Maputo — Mozambicans are paying more than they should for liquid fuels, because of corruption, particularly in the form of over-invoicing, according to a study by the anti-corruption NGO, the Centre for Public Integrity (CIP), which was released in Maputo on Monday.
The report estimates that between 2013 and 2015, an additional 80 million US dollars was spent on importing fuel, because of over-invoicing.
The re-export of fuel is also plagued with corruption. When imported fuels are intended to be sold outside Mozambique, in neighbouring countries, they enjoy tax exemptions. Some of the fuel importing companies take advantage of this by declaring as re-exports fuel which is sold in Mozambique.
CIP could not estimate how much tax the Mozambican state has lost through these fraudulent schemes, but it was certain that at least 20 per cent of the fuel declared as being in transit is in fact sold within Mozambique.
CIP accused the publicly owned fuel company, Petromoc, of massive over-invoicing, in the period when it was the only company that could import domestic gas. The Petromoc over-invoicing, it claimed, reached 400 dollars a tonne.

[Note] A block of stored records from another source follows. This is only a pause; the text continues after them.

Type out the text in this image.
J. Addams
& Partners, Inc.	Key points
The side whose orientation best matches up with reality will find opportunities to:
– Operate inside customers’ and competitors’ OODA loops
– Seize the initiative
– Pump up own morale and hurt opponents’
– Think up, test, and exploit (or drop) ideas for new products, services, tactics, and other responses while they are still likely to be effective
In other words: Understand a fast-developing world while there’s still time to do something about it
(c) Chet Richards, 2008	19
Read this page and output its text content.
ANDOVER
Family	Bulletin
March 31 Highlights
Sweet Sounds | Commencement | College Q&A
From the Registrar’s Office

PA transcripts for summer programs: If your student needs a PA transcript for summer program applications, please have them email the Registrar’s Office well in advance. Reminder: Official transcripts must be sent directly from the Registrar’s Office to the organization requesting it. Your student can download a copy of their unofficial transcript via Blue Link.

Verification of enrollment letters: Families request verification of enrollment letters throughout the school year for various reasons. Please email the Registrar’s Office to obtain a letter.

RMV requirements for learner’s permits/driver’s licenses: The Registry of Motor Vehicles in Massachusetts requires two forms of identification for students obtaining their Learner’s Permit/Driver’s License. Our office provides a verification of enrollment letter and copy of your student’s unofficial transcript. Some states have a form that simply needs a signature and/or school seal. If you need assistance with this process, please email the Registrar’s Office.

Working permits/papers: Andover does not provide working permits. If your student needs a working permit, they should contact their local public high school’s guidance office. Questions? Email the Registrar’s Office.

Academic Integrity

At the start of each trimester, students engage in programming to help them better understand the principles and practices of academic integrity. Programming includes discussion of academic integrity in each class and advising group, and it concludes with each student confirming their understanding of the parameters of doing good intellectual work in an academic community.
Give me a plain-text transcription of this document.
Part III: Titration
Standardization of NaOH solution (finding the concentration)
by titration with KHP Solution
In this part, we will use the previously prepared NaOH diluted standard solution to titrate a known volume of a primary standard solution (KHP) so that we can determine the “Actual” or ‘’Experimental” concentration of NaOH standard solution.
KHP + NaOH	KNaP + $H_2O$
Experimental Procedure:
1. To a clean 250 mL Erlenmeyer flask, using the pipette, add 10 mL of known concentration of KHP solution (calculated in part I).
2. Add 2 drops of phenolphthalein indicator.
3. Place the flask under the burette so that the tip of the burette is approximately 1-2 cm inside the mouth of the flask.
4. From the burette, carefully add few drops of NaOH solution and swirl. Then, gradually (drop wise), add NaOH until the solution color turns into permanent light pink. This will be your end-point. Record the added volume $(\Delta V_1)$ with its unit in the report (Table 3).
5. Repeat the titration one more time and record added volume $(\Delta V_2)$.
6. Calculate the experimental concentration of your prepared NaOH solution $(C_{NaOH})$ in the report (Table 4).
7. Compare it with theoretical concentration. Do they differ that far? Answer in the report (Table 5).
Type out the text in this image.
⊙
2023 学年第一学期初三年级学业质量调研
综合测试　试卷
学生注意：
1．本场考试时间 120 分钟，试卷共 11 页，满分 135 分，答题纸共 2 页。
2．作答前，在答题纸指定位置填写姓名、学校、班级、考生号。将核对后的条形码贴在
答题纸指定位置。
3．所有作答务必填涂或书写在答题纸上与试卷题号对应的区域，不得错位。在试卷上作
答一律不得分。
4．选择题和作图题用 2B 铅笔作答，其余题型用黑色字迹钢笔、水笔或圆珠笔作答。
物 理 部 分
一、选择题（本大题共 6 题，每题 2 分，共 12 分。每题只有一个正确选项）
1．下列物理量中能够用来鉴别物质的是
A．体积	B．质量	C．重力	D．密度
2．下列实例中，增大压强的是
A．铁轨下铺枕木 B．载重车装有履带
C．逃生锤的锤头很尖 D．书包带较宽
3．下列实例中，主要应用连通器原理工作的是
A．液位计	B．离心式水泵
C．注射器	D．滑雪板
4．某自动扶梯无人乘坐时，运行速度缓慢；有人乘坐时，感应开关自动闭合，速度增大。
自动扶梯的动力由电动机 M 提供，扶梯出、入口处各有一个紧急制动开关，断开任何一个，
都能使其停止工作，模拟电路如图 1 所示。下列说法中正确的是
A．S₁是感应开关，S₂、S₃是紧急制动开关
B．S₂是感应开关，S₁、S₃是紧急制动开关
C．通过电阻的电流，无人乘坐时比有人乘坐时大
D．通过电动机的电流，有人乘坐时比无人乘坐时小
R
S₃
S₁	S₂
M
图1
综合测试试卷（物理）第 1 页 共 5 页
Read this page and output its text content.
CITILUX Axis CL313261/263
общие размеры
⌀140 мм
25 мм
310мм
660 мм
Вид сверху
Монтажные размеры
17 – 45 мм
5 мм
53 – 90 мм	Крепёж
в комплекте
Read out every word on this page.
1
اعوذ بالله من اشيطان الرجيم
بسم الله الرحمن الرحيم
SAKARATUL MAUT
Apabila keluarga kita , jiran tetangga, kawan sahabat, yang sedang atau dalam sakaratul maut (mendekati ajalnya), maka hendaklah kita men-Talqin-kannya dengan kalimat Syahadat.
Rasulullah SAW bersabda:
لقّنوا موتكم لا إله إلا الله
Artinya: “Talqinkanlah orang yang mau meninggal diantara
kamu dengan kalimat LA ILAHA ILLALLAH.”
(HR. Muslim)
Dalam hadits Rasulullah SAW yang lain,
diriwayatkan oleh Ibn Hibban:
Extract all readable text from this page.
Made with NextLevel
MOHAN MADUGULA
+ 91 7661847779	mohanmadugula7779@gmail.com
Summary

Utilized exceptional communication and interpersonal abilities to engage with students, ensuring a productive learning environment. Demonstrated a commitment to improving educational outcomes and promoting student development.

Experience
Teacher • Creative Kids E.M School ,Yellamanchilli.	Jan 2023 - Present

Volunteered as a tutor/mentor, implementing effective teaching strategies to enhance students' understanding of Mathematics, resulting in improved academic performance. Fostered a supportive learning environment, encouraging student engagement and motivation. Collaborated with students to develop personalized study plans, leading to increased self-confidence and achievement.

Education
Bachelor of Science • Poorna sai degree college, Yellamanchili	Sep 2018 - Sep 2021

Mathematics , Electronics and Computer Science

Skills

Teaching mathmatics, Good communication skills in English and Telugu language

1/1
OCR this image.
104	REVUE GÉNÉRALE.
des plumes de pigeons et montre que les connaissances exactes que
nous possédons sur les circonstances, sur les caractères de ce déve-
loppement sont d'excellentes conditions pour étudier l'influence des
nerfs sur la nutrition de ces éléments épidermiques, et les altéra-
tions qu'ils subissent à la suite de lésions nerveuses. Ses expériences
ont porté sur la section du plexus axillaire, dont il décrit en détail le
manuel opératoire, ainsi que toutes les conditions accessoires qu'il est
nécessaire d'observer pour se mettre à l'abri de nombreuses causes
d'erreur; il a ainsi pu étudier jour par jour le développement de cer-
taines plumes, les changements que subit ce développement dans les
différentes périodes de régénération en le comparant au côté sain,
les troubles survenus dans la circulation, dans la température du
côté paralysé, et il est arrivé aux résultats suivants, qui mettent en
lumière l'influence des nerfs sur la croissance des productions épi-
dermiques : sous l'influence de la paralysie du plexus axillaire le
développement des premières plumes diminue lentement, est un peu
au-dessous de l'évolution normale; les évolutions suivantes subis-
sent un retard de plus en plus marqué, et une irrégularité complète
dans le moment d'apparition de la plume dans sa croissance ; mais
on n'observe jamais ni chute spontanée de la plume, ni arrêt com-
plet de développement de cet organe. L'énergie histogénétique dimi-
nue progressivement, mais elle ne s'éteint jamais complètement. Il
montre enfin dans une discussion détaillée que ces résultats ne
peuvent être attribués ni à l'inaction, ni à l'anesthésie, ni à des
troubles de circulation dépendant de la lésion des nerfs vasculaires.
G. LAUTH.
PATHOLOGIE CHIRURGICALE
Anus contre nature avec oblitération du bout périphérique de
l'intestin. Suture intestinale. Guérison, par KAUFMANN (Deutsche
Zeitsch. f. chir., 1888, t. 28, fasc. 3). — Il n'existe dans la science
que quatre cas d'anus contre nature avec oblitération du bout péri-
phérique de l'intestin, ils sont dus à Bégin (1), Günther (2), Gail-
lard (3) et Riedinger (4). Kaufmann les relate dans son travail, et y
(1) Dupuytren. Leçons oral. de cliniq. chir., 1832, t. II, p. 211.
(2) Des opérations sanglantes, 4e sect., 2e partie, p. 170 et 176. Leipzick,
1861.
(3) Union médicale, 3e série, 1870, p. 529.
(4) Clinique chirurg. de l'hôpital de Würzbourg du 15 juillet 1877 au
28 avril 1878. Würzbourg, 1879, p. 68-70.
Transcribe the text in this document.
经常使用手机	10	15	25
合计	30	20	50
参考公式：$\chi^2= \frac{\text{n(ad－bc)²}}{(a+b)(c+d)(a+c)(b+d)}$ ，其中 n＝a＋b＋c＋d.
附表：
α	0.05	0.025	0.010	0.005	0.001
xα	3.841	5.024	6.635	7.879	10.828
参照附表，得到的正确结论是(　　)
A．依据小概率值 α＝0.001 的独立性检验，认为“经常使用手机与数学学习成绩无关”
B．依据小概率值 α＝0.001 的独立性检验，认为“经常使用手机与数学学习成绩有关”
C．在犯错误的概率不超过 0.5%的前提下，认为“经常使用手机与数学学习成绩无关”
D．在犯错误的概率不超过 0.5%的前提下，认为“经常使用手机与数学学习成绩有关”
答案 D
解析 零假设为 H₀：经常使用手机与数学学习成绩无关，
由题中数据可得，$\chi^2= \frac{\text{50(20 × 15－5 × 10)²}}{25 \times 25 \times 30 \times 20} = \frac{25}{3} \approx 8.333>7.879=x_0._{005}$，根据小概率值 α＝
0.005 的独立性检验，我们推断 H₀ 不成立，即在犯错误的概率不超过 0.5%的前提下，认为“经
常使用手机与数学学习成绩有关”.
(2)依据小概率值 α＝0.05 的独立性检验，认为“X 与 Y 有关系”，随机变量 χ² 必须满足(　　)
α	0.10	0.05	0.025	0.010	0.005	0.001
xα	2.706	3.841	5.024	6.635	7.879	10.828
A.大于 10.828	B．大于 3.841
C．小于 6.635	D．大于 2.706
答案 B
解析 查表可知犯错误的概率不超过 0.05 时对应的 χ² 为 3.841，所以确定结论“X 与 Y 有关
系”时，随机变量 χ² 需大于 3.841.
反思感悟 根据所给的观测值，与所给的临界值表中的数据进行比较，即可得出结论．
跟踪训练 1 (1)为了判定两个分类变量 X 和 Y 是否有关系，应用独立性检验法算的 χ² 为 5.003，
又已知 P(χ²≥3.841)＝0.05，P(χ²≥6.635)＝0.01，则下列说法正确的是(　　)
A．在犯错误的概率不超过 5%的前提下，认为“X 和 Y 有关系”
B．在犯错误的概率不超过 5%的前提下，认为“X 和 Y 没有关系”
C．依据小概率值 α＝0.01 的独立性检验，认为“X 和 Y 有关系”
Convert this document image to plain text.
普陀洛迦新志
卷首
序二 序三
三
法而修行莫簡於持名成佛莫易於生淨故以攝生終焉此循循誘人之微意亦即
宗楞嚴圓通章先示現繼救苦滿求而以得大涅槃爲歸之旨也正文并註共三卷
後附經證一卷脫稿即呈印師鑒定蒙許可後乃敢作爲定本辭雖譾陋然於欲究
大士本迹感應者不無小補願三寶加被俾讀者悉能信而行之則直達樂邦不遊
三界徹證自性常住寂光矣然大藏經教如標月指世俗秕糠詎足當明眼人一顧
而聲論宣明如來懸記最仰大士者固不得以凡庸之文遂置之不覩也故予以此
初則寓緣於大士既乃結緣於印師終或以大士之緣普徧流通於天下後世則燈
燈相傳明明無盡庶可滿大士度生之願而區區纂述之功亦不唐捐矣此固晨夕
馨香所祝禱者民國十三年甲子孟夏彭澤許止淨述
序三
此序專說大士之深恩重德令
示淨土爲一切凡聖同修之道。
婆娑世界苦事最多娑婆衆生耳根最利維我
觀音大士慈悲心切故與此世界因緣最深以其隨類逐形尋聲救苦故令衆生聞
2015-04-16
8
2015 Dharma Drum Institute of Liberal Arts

CIP also estimates that 50 per cent of the money paid by fuel consumers covers the costs of Petromoc and of the other fuel importing companies.
In electricity, there is also over-invoicing. CIP confirmed the accusation made some months ago by the then chairperson of the public electricity company, EDM, Mateus Magala, that EDM staff claimed to buy electricity meters for 100 dollars, when the real price was 20 dollars.
Analysing the EDM accounts for 2014 and 2015, CIP estimated that ten million dollars a year were spent on over-invoicing for electricity meters.
CIP also criticised the fact that Hidroelectrica de Cahora Bassa (HCB) sells most of the energy it produces cheaply to South Africa, while EDM has become reliant on independent producers who charge much more for their electricity.
The purchase of electricity from the independent producers, rather than from HCB, cost EDM 21 billion meticais (about 341 million dollars at current exchange rates), between 2014 and 2017.